The project is an outgrowth of the agency's outreach for safer biking and walking access to the Harlem River bridges.

The two-way protected bike lane would run from the south side of Marcus Garvey Park to the northeast corner of Central Park. Image: DOT
The two-way protected bike lane would run from the south side of Marcus Garvey Park to the northeast corner of Central Park. Image: DOT

Earlier this week, DOT presented plans for a two-way protected bike lane on Fifth Avenue in Harlem, between Marcus Garvey Park and Central Park. The project would be the neighborhood’s first protected bike lane west of Second Avenue.

Agency reps presented initial concepts for Fifth Avenue, along with other Harlem-area bike improvements, to local community boards at the beginning of the summer [PDF]. The ideas grew out of DOT’s workshops for safer biking and walking access to the Harlem River bridges, as well as other surveys and outreach conducted over the past two years.

A one-way street with excessively wide motor vehicle lanes, this stretch of Fifth Avenue is prone to speeding. The DOT redesign calls for a two-way bike lane protected by parked cars on the east side of the street, which would shorten crossing distances for pedestrians by up to 25 feet.

In DOT's Fifth Avenue protected bike lane proposal, bicycles and pedestrians would have a protected crossing phase separate from left turning vehicles. Image: DOT
In DOT’s Fifth Avenue protected bike lane proposal, bicycles and pedestrians would have a protected crossing phase separate from left turning vehicles. Image: DOT

From 120th Street to 115th Street and from 112th Street to 110th Street, the bikeway would be 10 feet wide, separated from traffic by a parking lane and painted buffer. Between 115th Street and 112th Street, alongside NYCHA’s King Towers, the bike lane would be eight feet wide, and the west curb would be converted to back-in parking.

At five of the intersections along the route, the parking lane would give with to painted pedestrian island, which would shorten the crossing distance from sixty to thirty-five feet.

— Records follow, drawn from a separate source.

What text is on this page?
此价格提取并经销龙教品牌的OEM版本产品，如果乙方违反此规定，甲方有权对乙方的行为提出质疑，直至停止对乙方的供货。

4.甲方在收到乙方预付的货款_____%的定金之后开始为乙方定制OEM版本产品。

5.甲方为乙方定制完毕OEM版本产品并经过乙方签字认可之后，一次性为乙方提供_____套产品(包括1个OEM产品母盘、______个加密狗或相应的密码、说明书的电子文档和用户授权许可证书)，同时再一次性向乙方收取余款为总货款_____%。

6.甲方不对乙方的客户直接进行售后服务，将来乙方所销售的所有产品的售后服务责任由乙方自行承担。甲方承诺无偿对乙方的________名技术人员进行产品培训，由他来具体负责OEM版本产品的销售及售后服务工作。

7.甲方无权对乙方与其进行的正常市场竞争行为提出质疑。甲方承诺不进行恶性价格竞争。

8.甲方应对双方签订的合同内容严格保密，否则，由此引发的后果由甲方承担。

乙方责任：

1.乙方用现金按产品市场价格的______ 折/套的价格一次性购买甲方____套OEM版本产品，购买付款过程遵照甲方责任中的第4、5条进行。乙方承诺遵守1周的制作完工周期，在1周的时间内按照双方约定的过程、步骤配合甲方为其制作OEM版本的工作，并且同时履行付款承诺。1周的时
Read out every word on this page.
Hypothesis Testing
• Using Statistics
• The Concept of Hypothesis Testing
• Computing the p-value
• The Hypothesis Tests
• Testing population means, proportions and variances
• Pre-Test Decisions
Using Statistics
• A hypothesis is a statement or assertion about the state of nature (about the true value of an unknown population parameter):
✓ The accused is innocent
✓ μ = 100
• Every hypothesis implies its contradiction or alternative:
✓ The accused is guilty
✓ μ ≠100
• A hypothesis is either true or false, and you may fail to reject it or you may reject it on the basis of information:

At 118th Street, 116th Street, and 112th Street, there would be left-turn lanes with signal phases to separate car traffic from biking and walking traffic.

DOT's proposal for angle-parking and a two-way protected bike lane adjacent to NYCHA's King Houses, between 15th and 12th streets. Image: DOT
The configuration would change slightly, with back-in parking and a narrower bikeway by NYCHA’s King Houses, between 115th and 112th streets. Image: DOT

To connect Fifth Avenue to the Harlem River Greenway, DOT proposes a contraflow bike lane on the block of 110th Street between Central Park and Madison Avenue, which would become an un-protected painted lane east of Madison. An un-protected bike lane on 111th would be the westbound counterpart. Another painted bike lane pair would be added on 126th Street and 128th Street.

On 110th west of Fifth Avenue, DOT is proposing painted bike lanes in both directions. In June, Manhattan Community Board 7 asked the agency to make those lanes protected.

On Tuesday, agency reps discussed the plan with the Manhattan Community Board 10 transportation committee, but the committee declined to take a position other than to needle DOT about ensuring community input, according to Transportation Alternatives Upper Manhattan organizer Dulcie Canton. Fifth Avenue is the dividing line between CB 10 and CB 11, but the bike lane itself is on the CB 11 side.

“DOT has met with both community boards and upon request we will return to Community Board 10 to present the full bike network and Community Board 11 to present additional details on the 5th Avenue Protected Bike Lane project,” an agency spokesperson said. “We hope to return to these boards this Fall.”